L'autre poison dans ces négociations, c'est le manque de confiance entre partenaires et son corollaire, le mépris de l'autre, que l'on juge d'autant moins compétent que ce manque nuit aux échanges d'informations pertinentes. Il est vrai que,depuis des décennies, la France a beaucoup plus investi en matière de défense que ses partenaires européens. L'Allemagne en a longtemps été empêchée après la Guerre, alors qu'elle a dû livrer aux Alliés de brillants ingénieurs. On ne peut nier aujourd'hui la compétence des ingénieurs allemands dans maints domaines et la comparaison avec la France au plan budgétaire évolue rapidement : le budget de défense allemand est en train de dépasser le nôtre en valeur absolue.

La France a-t-elle vraiment le choix pour le développement des grands programmes futurs, notamment le SCAF et le MGCS [2], que l'on doit au demeurant qualifier de systèmes de systèmes et ne plus voir de façon simpliste comme un avion ou un char de combat ? Nous pensons que non. Elle n'a plus les moyens de les financer seule, encore moins que pour la génération précédente. Elle doit le faire en partenariat, en premier lieu avec l'Allemagne, mais aussi avec d'autres États européens. Un échec des négociations avec l'Allemagne et l'Espagne sur le SCAF encouragerait ces dernières à rejoindre le programme Tempest proposé par le Royaume Uni à d'autres partenaires - un camouflet politique pour la France à l'heure du Brexit - ou, pire, à se tourner vers les Etats-Unis, dont le F35 pompe déjà une grande partie de plusieurs budgets de défense européens.

L'Allemagne et l'Espagne ont aussi beaucoup à perdre en cas d'échec. Elles ne retrouveront pas dans un autre schéma les mêmes opportunités de développement industriel, outre qu'elles devraient se souvenir des conséquences néfastes qu'ont eues dans le passé, sur de nombreux programmes en coopération, de mauvais choix industriels, des maitrises d'œuvre insuffisamment solides ou des engagements financiers irréalistes, impossibles à tenir sur le long terme faute de ressources suffisantes. Même si le programme A400M, exemplaire à bien des égards, a produit en un temps record un avion remarquable, n'en déplaise aux contempteurs de la coopération, il faut aussi tirer les leçons des erreurs qui ont été faites et qui ont trop longtemps écorné l'image de ce magnifique projet, en dépit des précautions prises lors de son lancement [3].

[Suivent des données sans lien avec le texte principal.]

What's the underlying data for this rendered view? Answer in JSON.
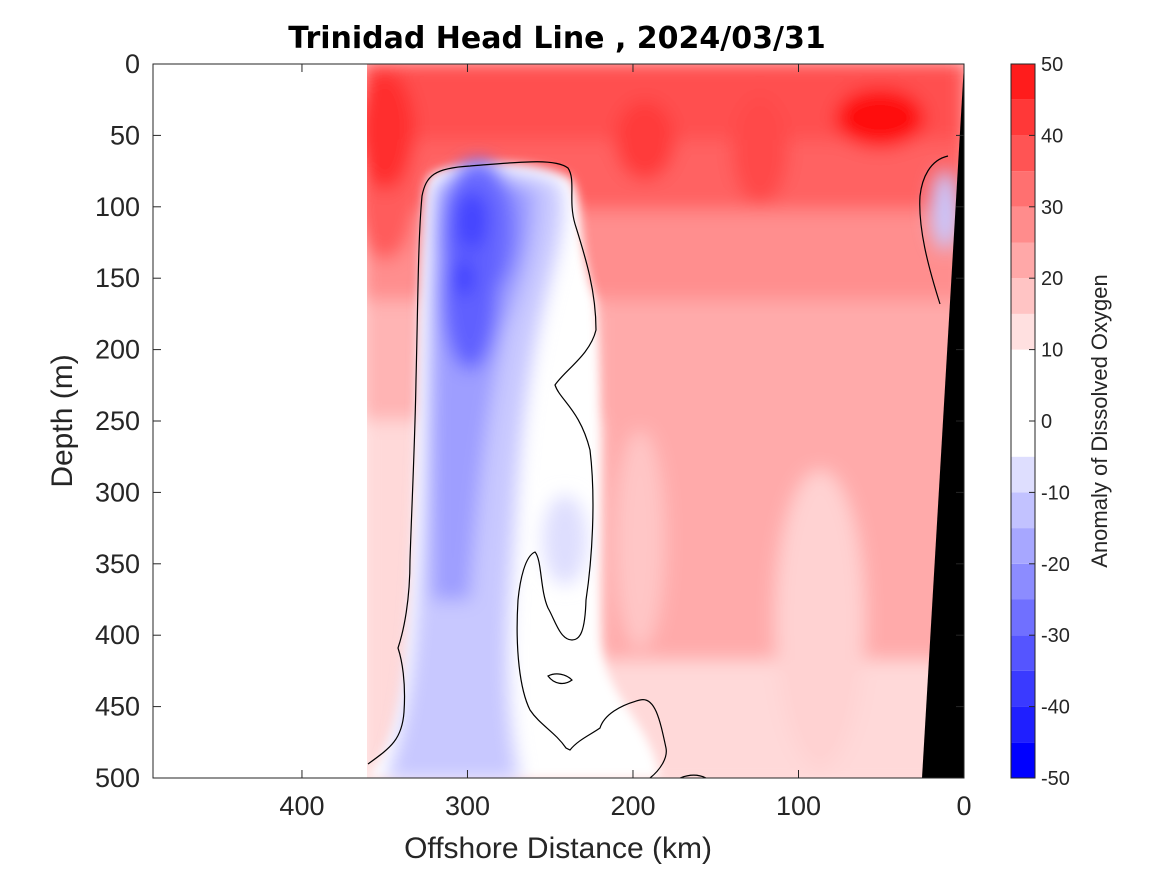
{
  "chart_data": {
    "type": "heatmap",
    "title": "Trinidad Head Line , 2024/03/31",
    "xlabel": "Offshore Distance (km)",
    "ylabel": "Depth (m)",
    "xlim": [
      490,
      0
    ],
    "ylim": [
      0,
      500
    ],
    "x_reversed": true,
    "y_reversed": true,
    "xticks": [
      400,
      300,
      200,
      100,
      0
    ],
    "yticks": [
      0,
      50,
      100,
      150,
      200,
      250,
      300,
      350,
      400,
      450,
      500
    ],
    "colorbar": {
      "label": "Anomaly of Dissolved Oxygen",
      "range": [
        -50,
        50
      ],
      "ticks": [
        50,
        40,
        30,
        20,
        10,
        0,
        -10,
        -20,
        -30,
        -40,
        -50
      ],
      "levels": [
        -50,
        -45,
        -40,
        -35,
        -30,
        -25,
        -20,
        -15,
        -10,
        -5,
        5,
        10,
        15,
        20,
        25,
        30,
        35,
        40,
        45,
        50
      ],
      "colors": [
        "#0000ff",
        "#1f1fff",
        "#3a3aff",
        "#5555ff",
        "#7070ff",
        "#8c8cff",
        "#a7a7ff",
        "#c2c2ff",
        "#dedefe",
        "#ffffff",
        "#ffffff",
        "#ffe0e0",
        "#ffc4c4",
        "#ffa8a8",
        "#ff8c8c",
        "#ff7070",
        "#ff5454",
        "#ff3838",
        "#ff1c1c",
        "#ff0000"
      ]
    },
    "data_extent_x": [
      360,
      0
    ],
    "bathymetry_color": "#000000",
    "features": [
      {
        "name": "surface oxygen maximum",
        "x_range": [
          360,
          0
        ],
        "depth_range": [
          0,
          90
        ],
        "max_value": 45
      },
      {
        "name": "offshore minimum core",
        "x_range": [
          330,
          260
        ],
        "depth_range": [
          75,
          500
        ],
        "min_value": -35,
        "core_depth": 150
      },
      {
        "name": "nearshore minimum",
        "x_range": [
          25,
          10
        ],
        "depth_range": [
          75,
          150
        ],
        "min_value": -10
      }
    ]
  }
}
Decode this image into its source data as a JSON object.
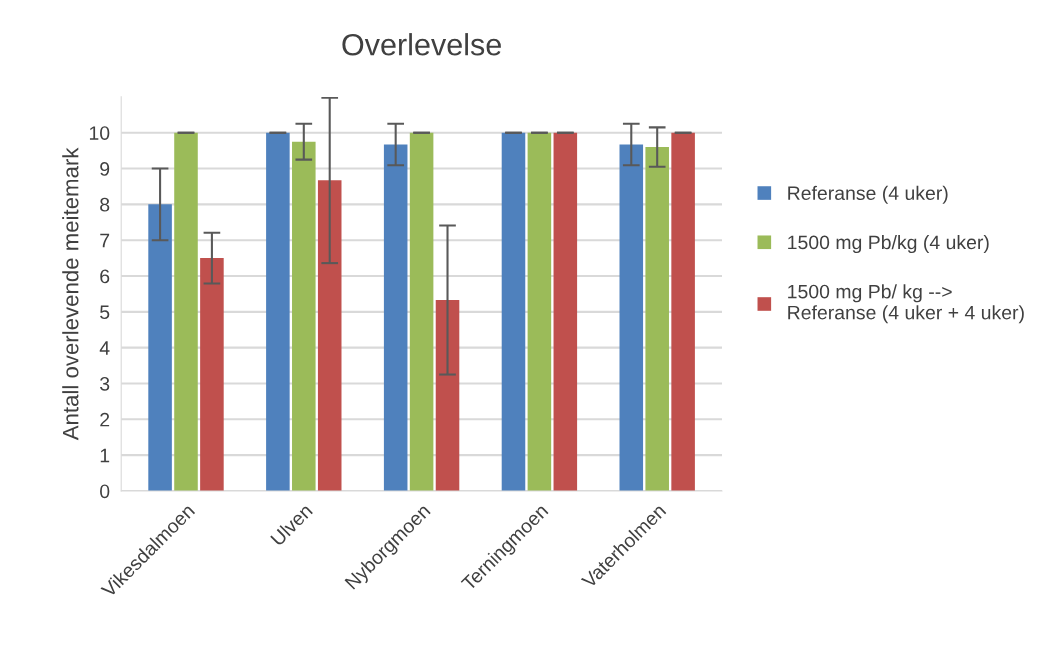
{
  "chart_data": {
    "type": "bar",
    "title": "Overlevelse",
    "ylabel": "Antall overlevende meitemark",
    "categories": [
      "Vikesdalmoen",
      "Ulven",
      "Nyborgmoen",
      "Terningmoen",
      "Vaterholmen"
    ],
    "series": [
      {
        "name": "Referanse (4 uker)",
        "color": "#4f81bd",
        "values": [
          8,
          10,
          9.67,
          10,
          9.67
        ],
        "errors": [
          1,
          0,
          0.58,
          0,
          0.58
        ]
      },
      {
        "name": "1500 mg Pb/kg (4 uker)",
        "color": "#9bbb59",
        "values": [
          10,
          9.75,
          10,
          10,
          9.6
        ],
        "errors": [
          0,
          0.5,
          0,
          0,
          0.55
        ]
      },
      {
        "name": "1500 mg Pb/ kg -->\nReferanse (4 uker + 4 uker)",
        "color": "#c0504d",
        "values": [
          6.5,
          8.67,
          5.33,
          10,
          10
        ],
        "errors": [
          0.71,
          2.31,
          2.08,
          0,
          0
        ]
      }
    ],
    "ylim": [
      0,
      11
    ],
    "yticks": [
      0,
      1,
      2,
      3,
      4,
      5,
      6,
      7,
      8,
      9,
      10
    ],
    "grid": "y",
    "legend": "right"
  }
}
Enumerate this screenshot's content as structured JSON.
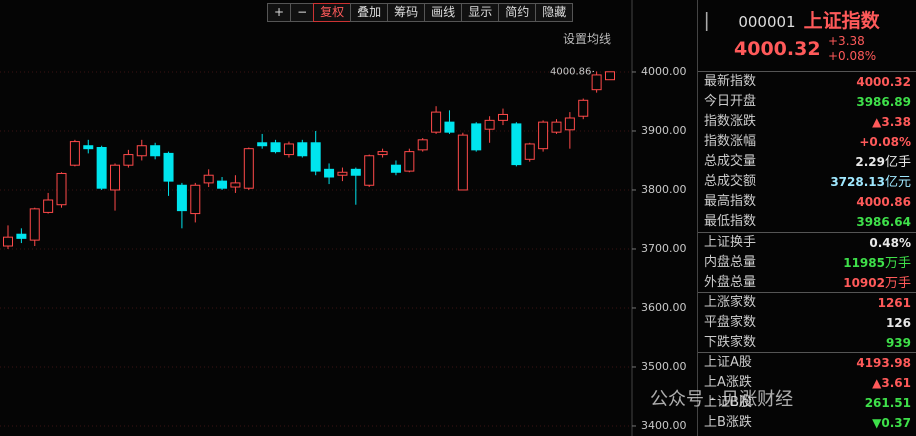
{
  "toolbar": {
    "buttons": [
      "+",
      "−",
      "复权",
      "叠加",
      "筹码",
      "画线",
      "显示",
      "简约",
      "隐藏"
    ]
  },
  "ma_setting": "设置均线",
  "chart_data": {
    "type": "candlestick",
    "open": [
      3705,
      3725,
      3715,
      3762,
      3775,
      3842,
      3875,
      3872,
      3800,
      3842,
      3858,
      3875,
      3862,
      3808,
      3760,
      3812,
      3815,
      3805,
      3803,
      3880,
      3880,
      3860,
      3880,
      3880,
      3835,
      3825,
      3835,
      3808,
      3860,
      3842,
      3832,
      3868,
      3898,
      3915,
      3800,
      3912,
      3903,
      3918,
      3912,
      3852,
      3870,
      3898,
      3902,
      3925,
      3970,
      3986.89
    ],
    "high": [
      3740,
      3735,
      3770,
      3795,
      3830,
      3885,
      3885,
      3875,
      3845,
      3868,
      3885,
      3880,
      3865,
      3812,
      3812,
      3835,
      3822,
      3825,
      3872,
      3895,
      3885,
      3882,
      3885,
      3900,
      3845,
      3838,
      3838,
      3860,
      3870,
      3850,
      3870,
      3888,
      3942,
      3935,
      3897,
      3915,
      3925,
      3938,
      3915,
      3880,
      3918,
      3920,
      3932,
      3955,
      4001,
      4000.86
    ],
    "low": [
      3700,
      3710,
      3705,
      3760,
      3770,
      3840,
      3862,
      3800,
      3765,
      3838,
      3850,
      3852,
      3790,
      3735,
      3745,
      3805,
      3800,
      3795,
      3800,
      3870,
      3862,
      3855,
      3855,
      3825,
      3810,
      3815,
      3775,
      3805,
      3855,
      3825,
      3830,
      3865,
      3895,
      3895,
      3800,
      3865,
      3880,
      3910,
      3840,
      3848,
      3865,
      3895,
      3870,
      3920,
      3965,
      3986.64
    ],
    "close": [
      3720,
      3718,
      3768,
      3783,
      3828,
      3882,
      3870,
      3803,
      3842,
      3860,
      3875,
      3858,
      3815,
      3765,
      3808,
      3825,
      3803,
      3812,
      3870,
      3875,
      3865,
      3878,
      3858,
      3832,
      3822,
      3830,
      3825,
      3858,
      3865,
      3830,
      3865,
      3885,
      3932,
      3898,
      3893,
      3868,
      3918,
      3928,
      3843,
      3878,
      3915,
      3915,
      3922,
      3952,
      3995,
      4000.32
    ],
    "up_color": "#ff4a4a",
    "down_color": "#00e5ee",
    "ylim": [
      3383,
      4122
    ],
    "yticks": [
      {
        "value": 3400,
        "label": "3400.00"
      },
      {
        "value": 3500,
        "label": "3500.00"
      },
      {
        "value": 3600,
        "label": "3600.00"
      },
      {
        "value": 3700,
        "label": "3700.00"
      },
      {
        "value": 3800,
        "label": "3800.00"
      },
      {
        "value": 3900,
        "label": "3900.00"
      },
      {
        "value": 4000,
        "label": "4000.00"
      }
    ],
    "grid": true,
    "annotation": "4000.86"
  },
  "quote": {
    "code": "000001",
    "name": "上证指数",
    "price": "4000.32",
    "change": "+3.38",
    "change_pct": "+0.08%",
    "sections": [
      [
        {
          "label": "最新指数",
          "value": "4000.32",
          "color": "#ff5a5a"
        },
        {
          "label": "今日开盘",
          "value": "3986.89",
          "color": "#3ee04a"
        },
        {
          "label": "指数涨跌",
          "value": "▲3.38",
          "color": "#ff5a5a"
        },
        {
          "label": "指数涨幅",
          "value": "+0.08%",
          "color": "#ff5a5a"
        },
        {
          "label": "总成交量",
          "value": "2.29",
          "unit": "亿手",
          "color": "#e8e8e8"
        },
        {
          "label": "总成交额",
          "value": "3728.13",
          "unit": "亿元",
          "color": "#a0e8ff"
        },
        {
          "label": "最高指数",
          "value": "4000.86",
          "color": "#ff5a5a"
        },
        {
          "label": "最低指数",
          "value": "3986.64",
          "color": "#3ee04a"
        }
      ],
      [
        {
          "label": "上证换手",
          "value": "0.48%",
          "color": "#e8e8e8"
        },
        {
          "label": "内盘总量",
          "value": "11985",
          "unit": "万手",
          "color": "#3ee04a"
        },
        {
          "label": "外盘总量",
          "value": "10902",
          "unit": "万手",
          "color": "#ff5a5a"
        }
      ],
      [
        {
          "label": "上涨家数",
          "value": "1261",
          "color": "#ff5a5a"
        },
        {
          "label": "平盘家数",
          "value": "126",
          "color": "#e8e8e8"
        },
        {
          "label": "下跌家数",
          "value": "939",
          "color": "#3ee04a"
        }
      ],
      [
        {
          "label": "上证A股",
          "value": "4193.98",
          "color": "#ff5a5a"
        },
        {
          "label": "上A涨跌",
          "value": "▲3.61",
          "color": "#ff5a5a"
        },
        {
          "label": "上证B股",
          "value": "261.51",
          "color": "#3ee04a"
        },
        {
          "label": "上B涨跌",
          "value": "▼0.37",
          "color": "#3ee04a"
        }
      ]
    ]
  },
  "watermark": "公众号 · 见涨财经"
}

La coopération, seule solution gagnante

Pour les programmes futurs, la nécessité s'impose de coopérer entre partenaires européens pour partager les coûts de développement. Chaque pays ne peut plus assumer seul ces dépenses. C'est vrai pour la France comme pour ses partenaires. Le repli national n'est pas la solution : ce serait à terme une mort lente assurée ! Les États européens ont tout à gagner à travailler ensemble : c'est ainsi qu'ils construiront à terme une défense crédible et autonome, s'appuyant sur une industrie solide et compétitive.

[1] L'OCCAR a fêté au début de cette année ses 20 ans d'existence et gère déjà plus d'un quinzaine de programmes.

[2] SCAF : système de combat aérien du futur ; MGCS : Système de Combat Terrestre Principal, abrégé en anglais MGCS pour Main Ground Combat System.

[3] Voir le rapport n°627 du 4 juillet 2012 de la Commission des affaires étrangères et de la défense du Sénat sur ce programme.